Mister Luciano Spalletti con Steven Zhang

Sarà che gli ultimi risultati sono stati poco confortanti, ad usare un eufemismo; sarà che il centro di allenamento, che peraltro è sempre stato difficilmente accessibile, è ancora più blindato; sarà che con i mezzi attuali era possibile seguire la conferenza stampa in diretta in tv o su Internet. Il fatto è che, stamattina ad Appiano Gentile, erano più i giornalisti, rispetto ai tifosi, in occasione della  presentazione di Luciano Spalletti, nuovo mister dell’Inter.

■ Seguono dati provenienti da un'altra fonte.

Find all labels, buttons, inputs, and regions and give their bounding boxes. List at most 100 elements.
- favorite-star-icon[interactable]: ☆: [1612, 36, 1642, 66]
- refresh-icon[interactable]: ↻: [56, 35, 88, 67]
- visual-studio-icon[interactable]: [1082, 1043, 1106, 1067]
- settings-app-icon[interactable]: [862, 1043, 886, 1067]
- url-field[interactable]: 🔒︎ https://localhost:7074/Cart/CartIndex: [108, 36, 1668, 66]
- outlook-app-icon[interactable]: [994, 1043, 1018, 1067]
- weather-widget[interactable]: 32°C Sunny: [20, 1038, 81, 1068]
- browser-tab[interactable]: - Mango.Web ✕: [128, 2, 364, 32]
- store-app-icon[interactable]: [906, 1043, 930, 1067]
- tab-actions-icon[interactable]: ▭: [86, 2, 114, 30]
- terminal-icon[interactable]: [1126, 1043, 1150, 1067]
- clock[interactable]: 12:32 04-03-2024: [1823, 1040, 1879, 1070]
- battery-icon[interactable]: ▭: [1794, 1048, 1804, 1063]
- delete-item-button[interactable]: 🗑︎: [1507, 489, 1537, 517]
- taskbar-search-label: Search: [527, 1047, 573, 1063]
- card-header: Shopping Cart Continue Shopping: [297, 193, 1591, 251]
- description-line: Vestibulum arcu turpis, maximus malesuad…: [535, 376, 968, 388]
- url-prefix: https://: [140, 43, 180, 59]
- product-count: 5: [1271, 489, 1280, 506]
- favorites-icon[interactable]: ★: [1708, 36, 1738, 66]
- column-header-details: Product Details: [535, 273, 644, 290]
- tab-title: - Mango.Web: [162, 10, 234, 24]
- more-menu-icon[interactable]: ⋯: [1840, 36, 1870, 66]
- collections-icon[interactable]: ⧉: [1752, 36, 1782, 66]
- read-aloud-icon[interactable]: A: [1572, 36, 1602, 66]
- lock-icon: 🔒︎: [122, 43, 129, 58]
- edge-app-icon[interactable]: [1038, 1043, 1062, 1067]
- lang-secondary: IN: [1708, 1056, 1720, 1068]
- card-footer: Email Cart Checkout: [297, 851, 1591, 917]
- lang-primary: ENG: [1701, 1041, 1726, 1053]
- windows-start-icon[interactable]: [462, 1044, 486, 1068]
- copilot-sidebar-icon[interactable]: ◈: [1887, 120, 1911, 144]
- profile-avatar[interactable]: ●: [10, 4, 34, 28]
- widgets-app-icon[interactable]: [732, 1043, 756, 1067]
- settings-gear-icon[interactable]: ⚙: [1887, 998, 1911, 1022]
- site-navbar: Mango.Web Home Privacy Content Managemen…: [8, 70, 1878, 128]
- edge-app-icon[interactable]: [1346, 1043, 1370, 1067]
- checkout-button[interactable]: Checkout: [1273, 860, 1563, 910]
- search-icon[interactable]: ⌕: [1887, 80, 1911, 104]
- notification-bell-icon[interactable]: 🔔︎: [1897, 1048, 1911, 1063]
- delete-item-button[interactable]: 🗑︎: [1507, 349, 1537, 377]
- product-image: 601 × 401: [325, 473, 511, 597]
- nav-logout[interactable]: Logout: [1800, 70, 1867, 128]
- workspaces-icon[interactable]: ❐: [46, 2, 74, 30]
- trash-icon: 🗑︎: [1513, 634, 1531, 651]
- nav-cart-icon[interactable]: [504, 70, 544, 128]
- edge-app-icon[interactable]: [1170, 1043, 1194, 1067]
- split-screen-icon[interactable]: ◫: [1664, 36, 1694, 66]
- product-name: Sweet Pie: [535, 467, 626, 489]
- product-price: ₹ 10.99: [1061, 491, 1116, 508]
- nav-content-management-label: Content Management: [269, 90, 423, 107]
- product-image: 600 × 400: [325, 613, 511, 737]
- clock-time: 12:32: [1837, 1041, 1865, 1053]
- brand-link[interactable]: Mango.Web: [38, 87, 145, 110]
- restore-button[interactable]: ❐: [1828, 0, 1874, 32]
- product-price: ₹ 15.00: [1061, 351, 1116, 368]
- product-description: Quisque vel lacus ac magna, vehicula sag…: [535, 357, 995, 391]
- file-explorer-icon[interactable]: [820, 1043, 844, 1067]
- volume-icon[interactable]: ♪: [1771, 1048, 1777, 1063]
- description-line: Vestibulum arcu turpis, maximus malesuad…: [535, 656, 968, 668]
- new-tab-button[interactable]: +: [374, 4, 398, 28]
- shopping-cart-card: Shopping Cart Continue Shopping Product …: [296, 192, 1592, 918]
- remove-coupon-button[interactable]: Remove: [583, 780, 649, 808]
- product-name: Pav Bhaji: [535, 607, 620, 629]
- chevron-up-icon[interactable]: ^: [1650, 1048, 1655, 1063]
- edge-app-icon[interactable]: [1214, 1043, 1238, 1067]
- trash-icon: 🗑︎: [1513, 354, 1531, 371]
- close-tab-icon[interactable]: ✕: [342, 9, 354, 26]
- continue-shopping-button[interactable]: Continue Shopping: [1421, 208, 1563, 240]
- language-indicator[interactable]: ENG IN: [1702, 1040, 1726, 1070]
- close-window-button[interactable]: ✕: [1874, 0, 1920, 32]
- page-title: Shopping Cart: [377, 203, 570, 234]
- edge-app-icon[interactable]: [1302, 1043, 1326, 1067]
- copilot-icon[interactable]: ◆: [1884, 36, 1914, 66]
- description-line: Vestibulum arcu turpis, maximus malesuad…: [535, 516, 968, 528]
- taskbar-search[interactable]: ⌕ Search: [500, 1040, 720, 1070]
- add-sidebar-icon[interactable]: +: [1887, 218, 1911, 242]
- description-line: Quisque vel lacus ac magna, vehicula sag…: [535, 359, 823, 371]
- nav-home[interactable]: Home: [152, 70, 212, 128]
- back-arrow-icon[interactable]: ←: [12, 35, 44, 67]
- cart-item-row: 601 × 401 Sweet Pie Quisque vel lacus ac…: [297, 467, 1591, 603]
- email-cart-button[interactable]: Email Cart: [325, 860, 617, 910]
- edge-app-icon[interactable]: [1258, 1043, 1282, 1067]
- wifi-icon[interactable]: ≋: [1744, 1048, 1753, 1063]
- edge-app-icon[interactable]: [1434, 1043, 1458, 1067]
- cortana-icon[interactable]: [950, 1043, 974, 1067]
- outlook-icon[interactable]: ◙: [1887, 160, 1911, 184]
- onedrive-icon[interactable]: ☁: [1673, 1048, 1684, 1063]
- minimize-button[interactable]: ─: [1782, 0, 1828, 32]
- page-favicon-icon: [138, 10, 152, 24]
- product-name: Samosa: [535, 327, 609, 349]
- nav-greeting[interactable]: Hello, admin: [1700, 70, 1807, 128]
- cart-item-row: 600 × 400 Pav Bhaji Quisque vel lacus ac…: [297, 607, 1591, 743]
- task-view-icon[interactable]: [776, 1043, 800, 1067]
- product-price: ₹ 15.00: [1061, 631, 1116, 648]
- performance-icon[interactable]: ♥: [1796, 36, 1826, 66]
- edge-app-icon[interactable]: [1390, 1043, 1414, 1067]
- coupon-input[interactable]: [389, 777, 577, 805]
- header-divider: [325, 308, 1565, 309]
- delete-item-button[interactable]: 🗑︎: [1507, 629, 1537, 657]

Giornalisti e mezzi delle tv ad Appiano. Nessun tifoso

In questi casi c’è sempre la curiosità – oltre che di vedere il primo approccio del nuovo mister – di capire il sentore tra i tifosi. Missione impossibile, visto che ce ne erano pochissimi. E questa è già di per sé una risposta. Meglio scordarsi le immagini di qualche anno fa – epoca Mourinho per intendersi – quando anche solo  avvicinarsi alla Pinetina (anzi, al Suning Training Center) non era troppo facile,  a causa della folla che copiosa attendeva i suoi eroi in nerazzurro. E anche i venditori di sciarpe e bandiere, che sempre facevano buoni affari nel tempo che fu, ieri non si sono visti.

Un mister, Luciano Spalletti, che, è stato spiegato dall’entourage del club milanese, non ha ancora scelto se vivere a Milano o nei pressi della Pinetina, come fecero due personaggi del calibro di Helenio Herrera e Josè Mourinho, che per residenza avevano scelto proprio Como. Herrera abitava in via Recchi (CLICCARE QUI PER UN ARTICOLO AMARCORD), Mourinho risiedeva a Villa Ratti e amava la discrezione della gente lariana (QUI L’ARTICOLO IN CUI NE AVEVA PARLATO).

Lo stesso Spalletti una ventina di anni fa è stato fiero avversario del Como, alla guida dell’Empoli. Il 22 giugno del 1996 era lui sulla panchina della formazione toscana che conquistò la serie B battendo i lariani allenati da Alessandro Scanziani per 1-0. Era la finale dei playoff  di serie C e si giocava a Modena. Di tempo ne è passato. All’epoca per intervistare Spalletti bastava chiamare lo stadio di Empoli all’orario di fine allenamento e lui arrivava al telefono fisso  a rispondere alle domande dei cronisti.

Oggi le conferenze stampa sono in diretta con la Cina – come la presentazione di ieri – ed è praticamente impossibile avvicinare gli interlocutori anche se ieri il nuovo mister nerazzurro ha comunque voluto stringere la mano a tutti i giornalisti presenti ad Appiano prima di defilarsi.

Uno Spalletti chiamato al compito di far risorgere la squadra nerazzurra dopo anni di delusioni. “L’Inter deve ritrovare il ruolo che le compete – ha detto – e deve essere riportata dentro la sua storia”.